The Thi Vai regasification terminal, the first imported liquefied natural gas infrastructure project in Vietnam, will be put out to tender in the next five months, and it is expected to pave the way for first imports to the country.
The feasibility study and front-end engineering design (FEED) for the first liquefied natural gas (LNG) project in the southern province of Ba Ria- Vung Tau have now been completed, Pham Van Pham director of LNG Vietnam JSC said.
He added that an update for the project’s total capital investment is now in process to prevent any lack up requirements before tender invitation. “We met no difficulties in speeding up the progress of the project and are scheduled to bring the project out to engineering procurement and construction (EPC) tender before the end of this year.”
The first phase of Thi Vai regasification terminal will be designed with the estimated capacity of 1 million metric tones (mt) per annum. The construction of the project is expected to kick-start at the end of this year or early next year at the latest, Phong said
Together with the positive signals from the Thi Vai project, a big change in developments of the Son My LNG regasification terminal in the central province of Binh Thuan is expected to be seen. This is the second one of its kind, with the designed capacity possibly extending up to 10 million mt per annum.
“We are working with our potential partner to make a consortium to develop the Son My terminal, hoping to come to a conclusion within this year,” the LNG Vietnam director said. The project construction is slated for kick-off in 2019-2020.
The Thi Vai and Son My terminals are only two of the six regasification terminals set for the country’s LNG development planning, according to a Ministry of Industry and Trade decision issued in 2015. The six projects need a total capital investment of more than $6 billion.
The construction of LNG reserve and liquefaction bases, as required by overseas sellers, will help untangle the bottleneck Vietnam’s LNG growth, clearing the way for LNG imports, according to Phong.
Liquefied natural gas deals are emerging as a tempting target for investors thanks to drawing ever-growing interest from overseas players.
US-based AES Group, Japan’s Mitsui, Shell, and Alaska Gasline Development Corporation (ACDC) are some of the foreign giants that have their sights set on the potential LNG supplies into Vietnam.
Over the last few years, LNG has been providing a different kind of energy security for countries that have grown up on a domestic gas production system.
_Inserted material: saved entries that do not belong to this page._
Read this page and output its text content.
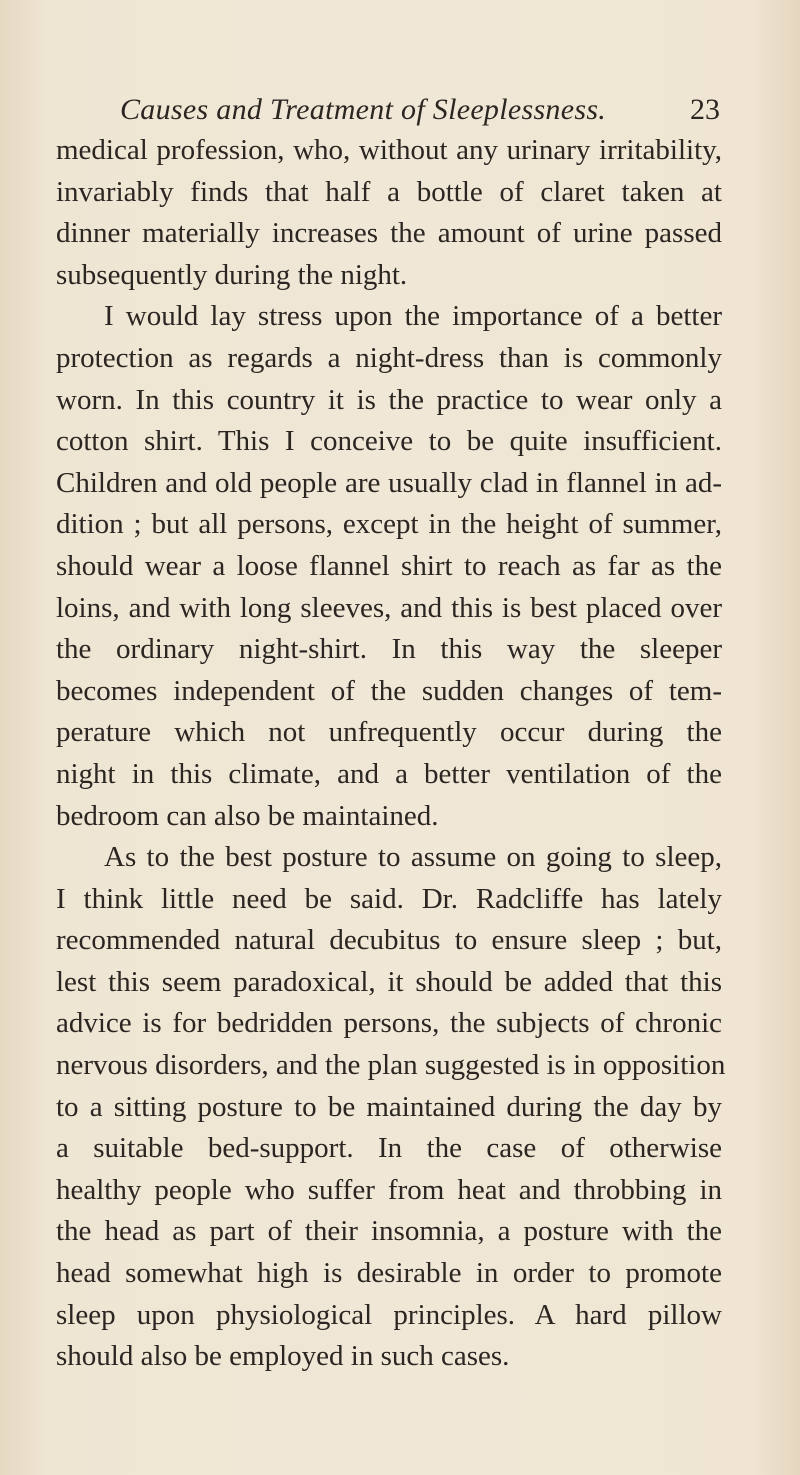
Causes and Treatment of Sleeplessness.	23
medical profession, who, without any urinary irritability,
invariably finds that half a bottle of claret taken at
dinner materially increases the amount of urine passed
subsequently during the night.
I would lay stress upon the importance of a better
protection as regards a night-dress than is commonly
worn. In this country it is the practice to wear only a
cotton shirt. This I conceive to be quite insufficient.
Children and old people are usually clad in flannel in ad-
dition ; but all persons, except in the height of summer,
should wear a loose flannel shirt to reach as far as the
loins, and with long sleeves, and this is best placed over
the ordinary night-shirt. In this way the sleeper
becomes independent of the sudden changes of tem-
perature which not unfrequently occur during the
night in this climate, and a better ventilation of the
bedroom can also be maintained.
As to the best posture to assume on going to sleep,
I think little need be said. Dr. Radcliffe has lately
recommended natural decubitus to ensure sleep ; but,
lest this seem paradoxical, it should be added that this
advice is for bedridden persons, the subjects of chronic
nervous disorders, and the plan suggested is in opposition
to a sitting posture to be maintained during the day by
a suitable bed-support. In the case of otherwise
healthy people who suffer from heat and throbbing in
the head as part of their insomnia, a posture with the
head somewhat high is desirable in order to promote
sleep upon physiological principles. A hard pillow
should also be employed in such cases.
A Shell representative told that the countries like Vietnam and Pakistan are facing the decline in domestic gas production. A fast-growing economy like Vietnam will need more and more energy in the future and LNG is well placed to provide it.
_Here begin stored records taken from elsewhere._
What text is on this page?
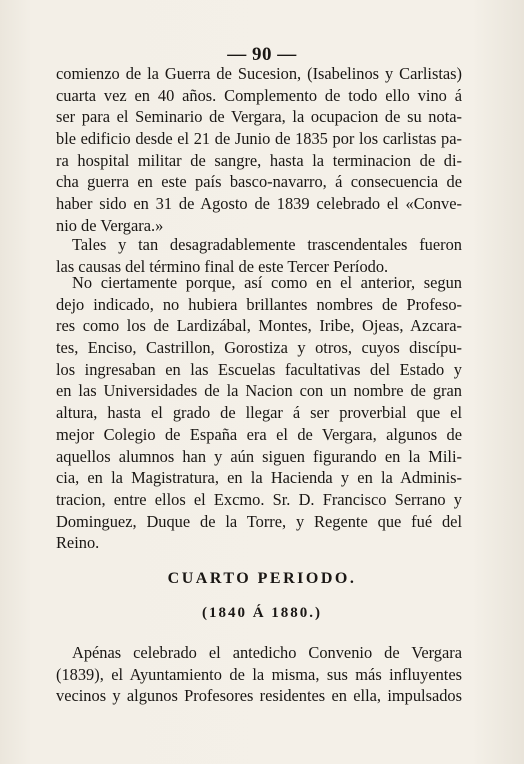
— 90 —
comienzo de la Guerra de Sucesion, (Isabelinos y Carlistas)
cuarta vez en 40 años. Complemento de todo ello vino á
ser para el Seminario de Vergara, la ocupacion de su nota-
ble edificio desde el 21 de Junio de 1835 por los carlistas pa-
ra hospital militar de sangre, hasta la terminacion de di-
cha guerra en este país basco-navarro, á consecuencia de
haber sido en 31 de Agosto de 1839 celebrado el «Conve-
nio de Vergara.»
Tales y tan desagradablemente trascendentales fueron
las causas del término final de este Tercer Período.
No ciertamente porque, así como en el anterior, segun
dejo indicado, no hubiera brillantes nombres de Profeso-
res como los de Lardizábal, Montes, Iribe, Ojeas, Azcara-
tes, Enciso, Castrillon, Gorostiza y otros, cuyos discípu-
los ingresaban en las Escuelas facultativas del Estado y
en las Universidades de la Nacion con un nombre de gran
altura, hasta el grado de llegar á ser proverbial que el
mejor Colegio de España era el de Vergara, algunos de
aquellos alumnos han y aún siguen figurando en la Mili-
cia, en la Magistratura, en la Hacienda y en la Adminis-
tracion, entre ellos el Excmo. Sr. D. Francisco Serrano y
Dominguez, Duque de la Torre, y Regente que fué del
Reino.
CUARTO PERIODO.
(1840 Á 1880.)
Apénas celebrado el antedicho Convenio de Vergara
(1839), el Ayuntamiento de la misma, sus más influyentes
vecinos y algunos Profesores residentes en ella, impulsados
The Shell source supposed that Vietnam is amongst those countries where LNG will effectively be going in and replacing declining domestic gas production. According to the Woodmac first quarter 2018 forecast, Vietnam’s LNG imports can potentially start by 2023 and reach as high as 2.5 million mt/year by 2030.
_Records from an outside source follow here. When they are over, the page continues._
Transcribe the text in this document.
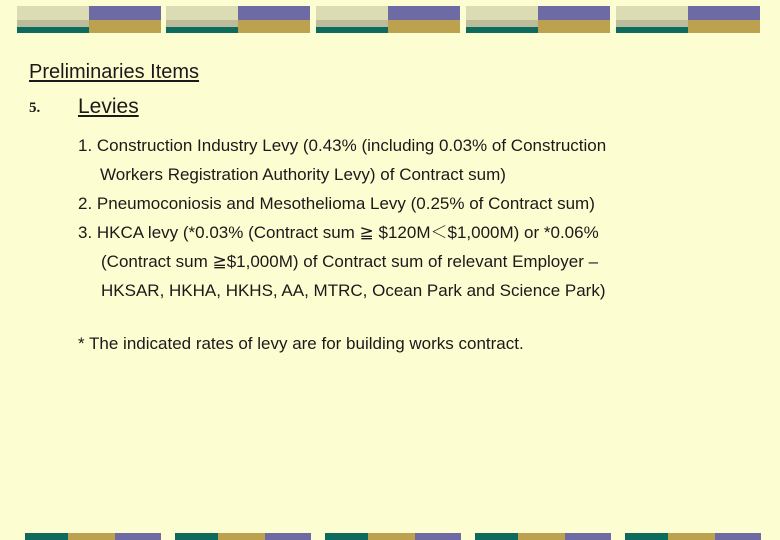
Preliminaries Items
5. Levies
1. Construction Industry Levy (0.43% (including 0.03% of Construction
Workers Registration Authority Levy) of Contract sum)
2. Pneumoconiosis and Mesothelioma Levy (0.25% of Contract sum)
3. HKCA levy (*0.03% (Contract sum ≧ $120M＜$1,000M) or *0.06%
(Contract sum ≧$1,000M) of Contract sum of relevant Employer –
HKSAR, HKHA, HKHS, AA, MTRC, Ocean Park and Science Park)
* The indicated rates of levy are for building works contract.
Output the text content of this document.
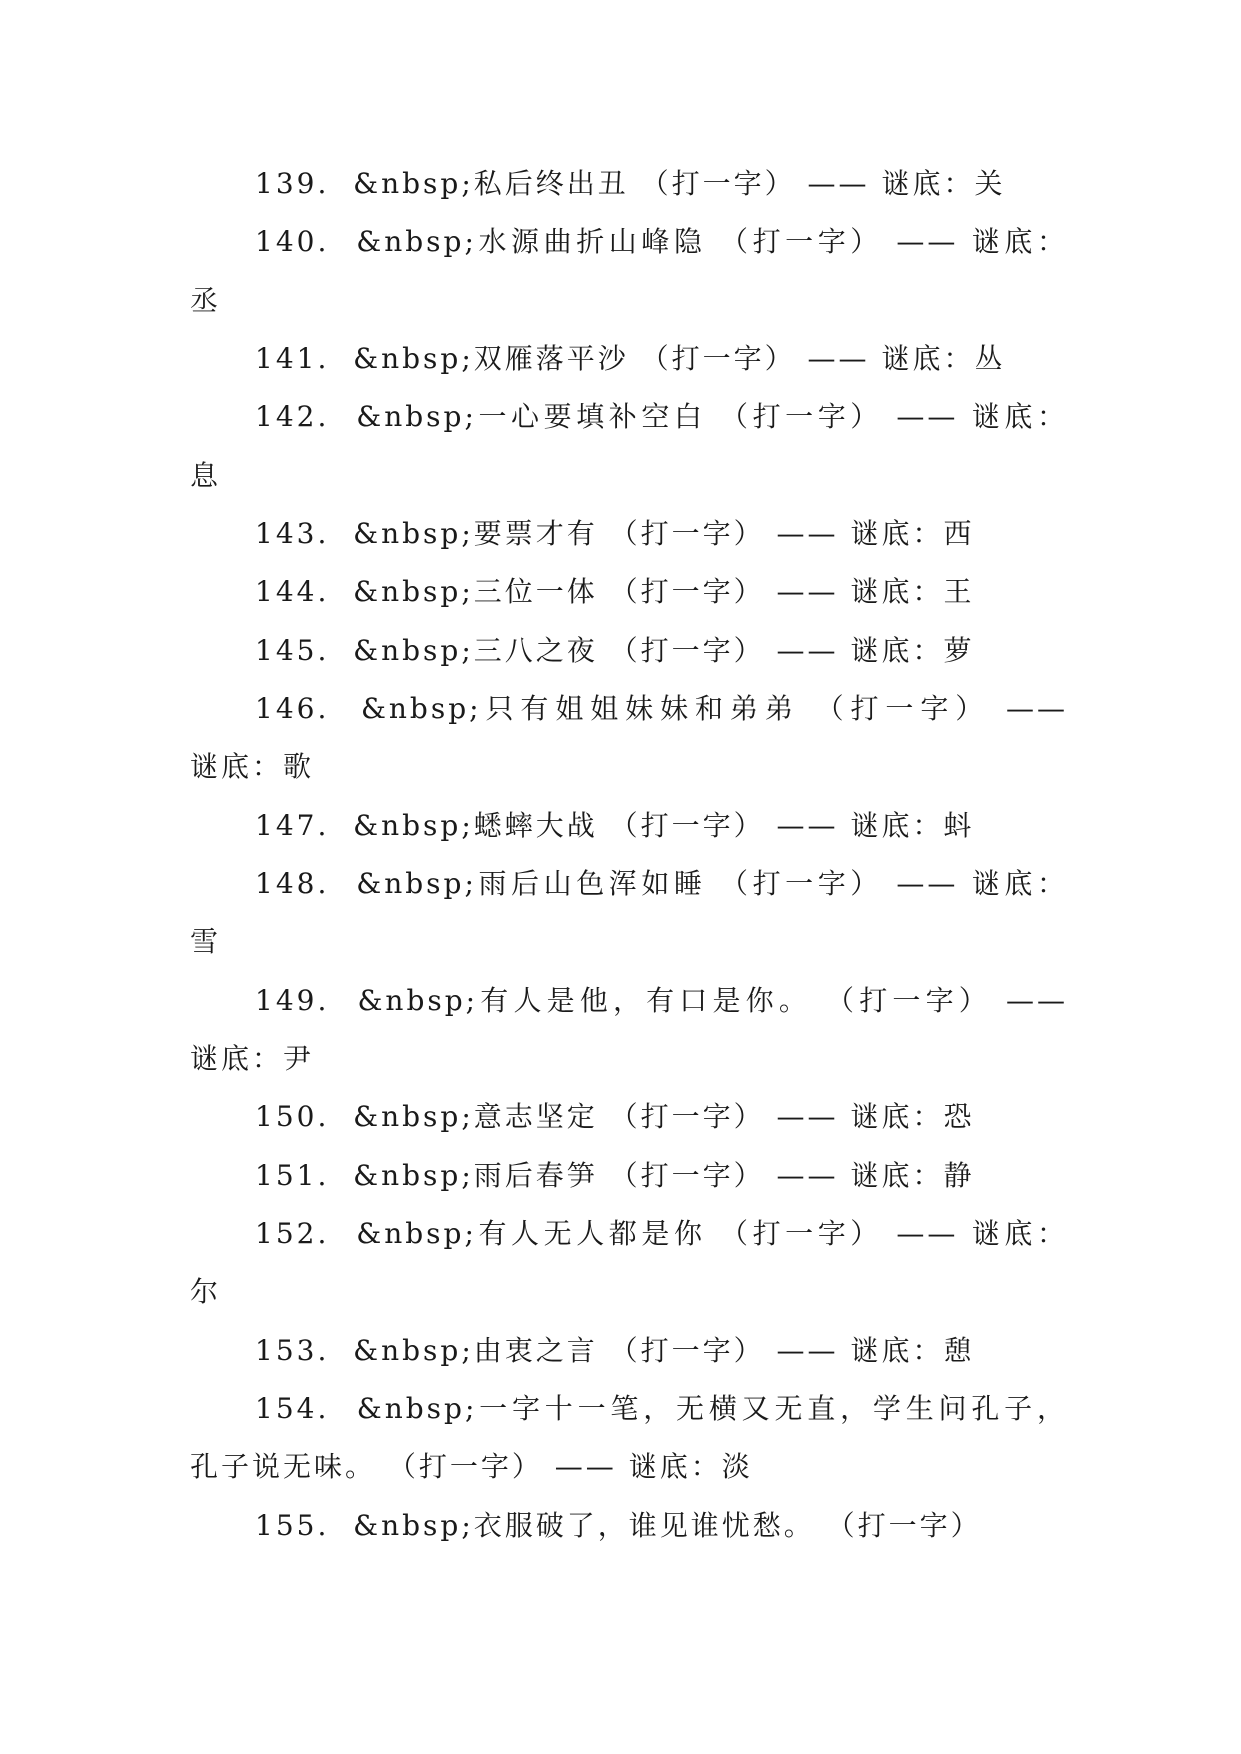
139.  &nbsp;私后终出丑 （打一字） —— 谜底：关
140.  &nbsp;水源曲折山峰隐 （打一字） —— 谜底：
丞
141.  &nbsp;双雁落平沙 （打一字） —— 谜底：丛
142.  &nbsp;一心要填补空白 （打一字） —— 谜底：
息
143.  &nbsp;要票才有 （打一字） —— 谜底：西
144.  &nbsp;三位一体 （打一字） —— 谜底：王
145.  &nbsp;三八之夜 （打一字） —— 谜底：萝
146.  &nbsp;只有姐姐妹妹和弟弟 （打一字） ——
谜底：歌
147.  &nbsp;蟋蟀大战 （打一字） —— 谜底：蚪
148.  &nbsp;雨后山色浑如睡 （打一字） —— 谜底：
雪
149.  &nbsp;有人是他，有口是你。 （打一字） ——
谜底：尹
150.  &nbsp;意志坚定 （打一字） —— 谜底：恐
151.  &nbsp;雨后春笋 （打一字） —— 谜底：静
152.  &nbsp;有人无人都是你 （打一字） —— 谜底：
尔
153.  &nbsp;由衷之言 （打一字） —— 谜底：憩
154.  &nbsp;一字十一笔，无横又无直，学生问孔子，
孔子说无味。 （打一字） —— 谜底：淡
155.  &nbsp;衣服破了，谁见谁忧愁。 （打一字）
“One LNG infrastructure is in place, we expect Vietnam to begin importing,” the Shell source said.
Importing LNG is urged as the local gas industry is estimated to generate the combined output of around 10 billion mt/year, including to the Vietnam Energy Association (VEA).
VEA chairman Tran Viet Ngai said that LNG could be a significant element in the country’s energy supply in the time to come as many local power plants will have a gas shortage.
In the light of the National Power Plan VII, the total combined power capacity of local power plants will amount to about 129,500 megawatts (MW) by 2030. Of which 19000 MW will come from gas-fired power plants including LNG.
Accordingly, 10 billion mt are needed to meet the input of southern power plants between 2025 and 2030. Besides, Vietnam, on par with the national green growth trend, also needs a big LNG supply for several coal-fired power plants to be transformed into national gas-fired ones.